Your code is responsible for retrying additional requests until good response data is received, or until some maximum number of retries is exceeded.
It is up to you to decide what the maximum number of retries should be for a given additional request, based on your experience with the target website.
It is also up to you to decide how to implement retries of additional requests.
One option would be tenacity. For example, to try an additional request 3 times before giving up:
import attrs
from tenacity import retry, stop_after_attempt
from web_poet import HttpClient, HttpError, field
from zyte_common_items import ProductPage
@attrs.define
class MyProductPage(ProductPage):
http: HttpClient
@field
def productId(self):
return self.css("::attr(product-id)").get()

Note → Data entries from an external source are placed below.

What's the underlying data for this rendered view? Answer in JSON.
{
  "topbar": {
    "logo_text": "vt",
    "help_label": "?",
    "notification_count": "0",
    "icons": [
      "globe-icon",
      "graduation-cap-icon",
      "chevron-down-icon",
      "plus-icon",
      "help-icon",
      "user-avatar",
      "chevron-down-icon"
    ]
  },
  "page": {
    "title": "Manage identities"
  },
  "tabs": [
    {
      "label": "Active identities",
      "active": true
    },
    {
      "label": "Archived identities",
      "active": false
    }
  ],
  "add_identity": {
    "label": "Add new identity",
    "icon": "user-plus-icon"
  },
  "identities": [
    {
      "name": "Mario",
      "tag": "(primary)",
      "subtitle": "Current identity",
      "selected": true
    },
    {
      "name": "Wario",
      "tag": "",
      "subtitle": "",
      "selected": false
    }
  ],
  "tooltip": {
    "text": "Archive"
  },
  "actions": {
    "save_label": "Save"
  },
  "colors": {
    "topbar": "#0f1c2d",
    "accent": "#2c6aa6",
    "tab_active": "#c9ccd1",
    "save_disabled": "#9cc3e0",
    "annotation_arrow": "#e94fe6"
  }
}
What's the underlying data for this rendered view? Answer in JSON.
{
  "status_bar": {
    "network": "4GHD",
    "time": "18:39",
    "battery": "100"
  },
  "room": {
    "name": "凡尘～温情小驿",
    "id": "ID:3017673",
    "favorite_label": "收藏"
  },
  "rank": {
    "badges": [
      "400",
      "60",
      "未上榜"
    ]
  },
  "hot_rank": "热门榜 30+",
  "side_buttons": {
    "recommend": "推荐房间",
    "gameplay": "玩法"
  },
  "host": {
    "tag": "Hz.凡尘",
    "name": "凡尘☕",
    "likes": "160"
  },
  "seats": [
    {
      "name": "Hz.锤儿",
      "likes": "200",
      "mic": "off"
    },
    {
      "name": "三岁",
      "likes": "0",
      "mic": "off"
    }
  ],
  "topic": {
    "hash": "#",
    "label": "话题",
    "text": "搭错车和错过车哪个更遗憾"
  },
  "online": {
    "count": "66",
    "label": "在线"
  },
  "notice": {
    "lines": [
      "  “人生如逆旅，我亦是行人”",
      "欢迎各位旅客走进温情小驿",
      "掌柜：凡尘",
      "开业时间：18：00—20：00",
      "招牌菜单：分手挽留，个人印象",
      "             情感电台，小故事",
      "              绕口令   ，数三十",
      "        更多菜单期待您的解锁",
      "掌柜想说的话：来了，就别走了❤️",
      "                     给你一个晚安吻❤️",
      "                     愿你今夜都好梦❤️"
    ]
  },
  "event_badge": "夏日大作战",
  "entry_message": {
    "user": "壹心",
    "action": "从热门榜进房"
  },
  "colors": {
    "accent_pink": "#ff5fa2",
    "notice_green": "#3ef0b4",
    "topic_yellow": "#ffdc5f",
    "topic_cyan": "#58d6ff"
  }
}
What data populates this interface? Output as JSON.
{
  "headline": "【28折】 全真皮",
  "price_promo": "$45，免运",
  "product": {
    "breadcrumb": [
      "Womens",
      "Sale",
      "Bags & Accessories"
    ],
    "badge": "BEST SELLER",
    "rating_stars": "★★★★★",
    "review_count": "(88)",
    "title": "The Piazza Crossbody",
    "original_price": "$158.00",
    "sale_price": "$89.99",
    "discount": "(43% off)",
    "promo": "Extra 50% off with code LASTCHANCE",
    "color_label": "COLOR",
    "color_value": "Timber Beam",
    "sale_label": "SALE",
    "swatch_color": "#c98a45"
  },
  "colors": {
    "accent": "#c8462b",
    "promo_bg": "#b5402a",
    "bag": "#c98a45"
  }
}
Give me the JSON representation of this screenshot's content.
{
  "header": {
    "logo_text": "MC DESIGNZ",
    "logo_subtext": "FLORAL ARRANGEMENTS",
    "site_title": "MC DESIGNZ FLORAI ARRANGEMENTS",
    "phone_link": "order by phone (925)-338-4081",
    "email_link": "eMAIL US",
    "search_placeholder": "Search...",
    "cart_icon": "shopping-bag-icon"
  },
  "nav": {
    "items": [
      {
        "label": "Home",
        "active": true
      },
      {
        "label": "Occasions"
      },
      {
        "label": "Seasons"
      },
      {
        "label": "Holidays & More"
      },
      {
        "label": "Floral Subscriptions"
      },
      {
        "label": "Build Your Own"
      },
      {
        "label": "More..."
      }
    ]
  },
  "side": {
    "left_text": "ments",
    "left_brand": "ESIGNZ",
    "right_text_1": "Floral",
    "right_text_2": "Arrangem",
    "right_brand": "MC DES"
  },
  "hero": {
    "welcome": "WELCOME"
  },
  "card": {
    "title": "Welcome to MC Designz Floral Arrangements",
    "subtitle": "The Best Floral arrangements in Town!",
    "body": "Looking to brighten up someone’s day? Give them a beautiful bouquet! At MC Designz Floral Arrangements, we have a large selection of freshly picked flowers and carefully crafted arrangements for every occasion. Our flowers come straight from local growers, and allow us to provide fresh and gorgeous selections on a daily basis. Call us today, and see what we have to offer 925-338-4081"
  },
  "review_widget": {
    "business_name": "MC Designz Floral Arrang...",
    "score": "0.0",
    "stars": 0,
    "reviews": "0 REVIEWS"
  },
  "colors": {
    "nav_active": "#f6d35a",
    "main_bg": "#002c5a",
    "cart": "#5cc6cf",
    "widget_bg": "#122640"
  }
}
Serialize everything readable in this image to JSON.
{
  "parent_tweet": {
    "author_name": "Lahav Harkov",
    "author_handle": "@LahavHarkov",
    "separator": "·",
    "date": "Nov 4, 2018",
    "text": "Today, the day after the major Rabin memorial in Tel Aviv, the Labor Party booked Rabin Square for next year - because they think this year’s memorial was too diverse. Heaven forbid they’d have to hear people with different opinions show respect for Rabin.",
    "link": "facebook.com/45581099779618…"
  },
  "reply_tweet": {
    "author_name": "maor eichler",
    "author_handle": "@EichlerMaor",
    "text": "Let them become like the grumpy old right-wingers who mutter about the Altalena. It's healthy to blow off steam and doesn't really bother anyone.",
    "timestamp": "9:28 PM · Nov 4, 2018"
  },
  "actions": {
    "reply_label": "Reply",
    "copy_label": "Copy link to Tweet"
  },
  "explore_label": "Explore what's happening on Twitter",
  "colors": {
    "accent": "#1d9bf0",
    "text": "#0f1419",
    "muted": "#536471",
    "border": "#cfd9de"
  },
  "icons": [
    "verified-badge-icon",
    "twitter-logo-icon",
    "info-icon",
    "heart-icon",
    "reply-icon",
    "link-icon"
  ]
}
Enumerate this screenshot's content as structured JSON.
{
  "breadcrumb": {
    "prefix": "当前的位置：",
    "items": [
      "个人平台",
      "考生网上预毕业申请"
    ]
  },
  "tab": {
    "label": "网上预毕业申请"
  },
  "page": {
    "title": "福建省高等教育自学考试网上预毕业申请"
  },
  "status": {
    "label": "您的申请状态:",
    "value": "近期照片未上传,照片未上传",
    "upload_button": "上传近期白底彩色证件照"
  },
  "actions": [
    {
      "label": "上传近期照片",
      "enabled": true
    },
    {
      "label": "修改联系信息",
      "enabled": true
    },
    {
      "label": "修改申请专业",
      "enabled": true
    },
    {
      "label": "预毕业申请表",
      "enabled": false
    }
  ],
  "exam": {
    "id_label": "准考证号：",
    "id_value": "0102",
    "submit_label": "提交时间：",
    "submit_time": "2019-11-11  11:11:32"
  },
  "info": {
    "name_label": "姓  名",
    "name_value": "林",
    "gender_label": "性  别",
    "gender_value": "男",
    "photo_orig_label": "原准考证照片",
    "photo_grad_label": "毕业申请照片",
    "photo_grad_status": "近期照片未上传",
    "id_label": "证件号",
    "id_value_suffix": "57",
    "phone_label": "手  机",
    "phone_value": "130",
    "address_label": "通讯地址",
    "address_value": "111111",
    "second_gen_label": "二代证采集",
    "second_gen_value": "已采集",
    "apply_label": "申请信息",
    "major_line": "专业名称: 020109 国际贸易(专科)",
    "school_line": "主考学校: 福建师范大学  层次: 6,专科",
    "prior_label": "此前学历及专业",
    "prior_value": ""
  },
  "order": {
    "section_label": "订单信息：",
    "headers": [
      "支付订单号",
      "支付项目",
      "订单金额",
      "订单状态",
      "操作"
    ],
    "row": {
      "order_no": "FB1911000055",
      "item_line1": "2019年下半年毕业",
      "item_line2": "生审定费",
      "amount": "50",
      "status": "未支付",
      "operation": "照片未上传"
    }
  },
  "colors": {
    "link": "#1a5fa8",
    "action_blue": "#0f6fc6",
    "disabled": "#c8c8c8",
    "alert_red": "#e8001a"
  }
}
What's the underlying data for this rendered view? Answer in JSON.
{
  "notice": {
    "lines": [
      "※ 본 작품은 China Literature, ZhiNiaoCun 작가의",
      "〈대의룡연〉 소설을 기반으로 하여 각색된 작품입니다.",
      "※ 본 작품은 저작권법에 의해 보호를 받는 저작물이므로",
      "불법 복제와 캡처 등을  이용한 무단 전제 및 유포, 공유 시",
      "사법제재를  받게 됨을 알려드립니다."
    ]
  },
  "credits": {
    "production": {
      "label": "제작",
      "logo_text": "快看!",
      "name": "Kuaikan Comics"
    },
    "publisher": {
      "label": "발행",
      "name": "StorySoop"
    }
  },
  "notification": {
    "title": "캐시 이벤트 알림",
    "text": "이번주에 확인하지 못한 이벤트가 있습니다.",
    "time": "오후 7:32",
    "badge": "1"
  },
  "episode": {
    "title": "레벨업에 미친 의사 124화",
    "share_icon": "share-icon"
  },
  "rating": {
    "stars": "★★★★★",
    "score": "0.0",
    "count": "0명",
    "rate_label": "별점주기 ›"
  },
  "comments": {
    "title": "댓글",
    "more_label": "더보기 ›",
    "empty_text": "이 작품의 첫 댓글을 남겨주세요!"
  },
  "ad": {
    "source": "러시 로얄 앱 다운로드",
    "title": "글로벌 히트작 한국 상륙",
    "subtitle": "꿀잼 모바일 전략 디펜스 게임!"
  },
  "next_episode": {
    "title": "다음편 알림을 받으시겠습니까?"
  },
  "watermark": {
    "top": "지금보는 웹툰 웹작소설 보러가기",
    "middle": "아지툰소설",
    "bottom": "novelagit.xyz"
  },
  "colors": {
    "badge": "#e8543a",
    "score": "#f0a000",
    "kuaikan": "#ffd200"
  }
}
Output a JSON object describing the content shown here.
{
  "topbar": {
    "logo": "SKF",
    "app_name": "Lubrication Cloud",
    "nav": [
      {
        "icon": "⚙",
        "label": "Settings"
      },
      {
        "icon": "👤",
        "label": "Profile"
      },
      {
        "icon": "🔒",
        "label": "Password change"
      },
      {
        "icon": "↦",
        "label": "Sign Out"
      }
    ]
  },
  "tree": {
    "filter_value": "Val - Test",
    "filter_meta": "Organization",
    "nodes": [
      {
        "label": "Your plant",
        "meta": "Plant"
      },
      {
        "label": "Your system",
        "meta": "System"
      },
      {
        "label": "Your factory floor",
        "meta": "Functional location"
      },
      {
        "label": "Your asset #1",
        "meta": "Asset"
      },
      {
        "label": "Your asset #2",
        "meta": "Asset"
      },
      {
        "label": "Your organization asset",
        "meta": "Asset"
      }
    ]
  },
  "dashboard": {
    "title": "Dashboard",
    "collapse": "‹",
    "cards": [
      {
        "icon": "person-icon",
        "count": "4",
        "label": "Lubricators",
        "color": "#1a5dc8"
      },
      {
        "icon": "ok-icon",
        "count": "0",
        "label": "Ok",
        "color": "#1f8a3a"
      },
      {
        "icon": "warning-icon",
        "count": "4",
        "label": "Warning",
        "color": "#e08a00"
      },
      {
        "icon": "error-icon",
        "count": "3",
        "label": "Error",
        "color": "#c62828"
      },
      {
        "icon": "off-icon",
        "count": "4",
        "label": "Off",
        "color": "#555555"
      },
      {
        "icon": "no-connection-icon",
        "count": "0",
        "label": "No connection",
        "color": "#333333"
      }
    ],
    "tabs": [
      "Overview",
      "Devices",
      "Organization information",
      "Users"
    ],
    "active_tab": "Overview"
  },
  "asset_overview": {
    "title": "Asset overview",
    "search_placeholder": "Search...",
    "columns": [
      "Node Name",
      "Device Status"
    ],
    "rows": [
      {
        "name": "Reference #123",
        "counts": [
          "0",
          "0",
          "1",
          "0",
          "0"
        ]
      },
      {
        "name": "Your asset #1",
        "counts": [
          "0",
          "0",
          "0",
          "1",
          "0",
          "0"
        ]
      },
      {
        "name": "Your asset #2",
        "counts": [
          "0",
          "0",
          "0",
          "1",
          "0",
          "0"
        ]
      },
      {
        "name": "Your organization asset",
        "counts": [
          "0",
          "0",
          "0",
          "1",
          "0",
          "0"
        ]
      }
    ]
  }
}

@retry(stop=stop_after_attempt(3))
async def get_images(self):
return self.http.get(f"https://api.example.com/v2/images?id={self.productId}")
@field
async def images(self):
try:
response = await self.get_images()
except HttpError:
return []
else:
urls = response.css(".product-images img::attr(src)").getall()
return [Image(url=url) for url in urls]
If the reason your additional request fails is outdated or missing data from page object input, do not try to reproduce the request for that input as an additional request. Request fresh input instead.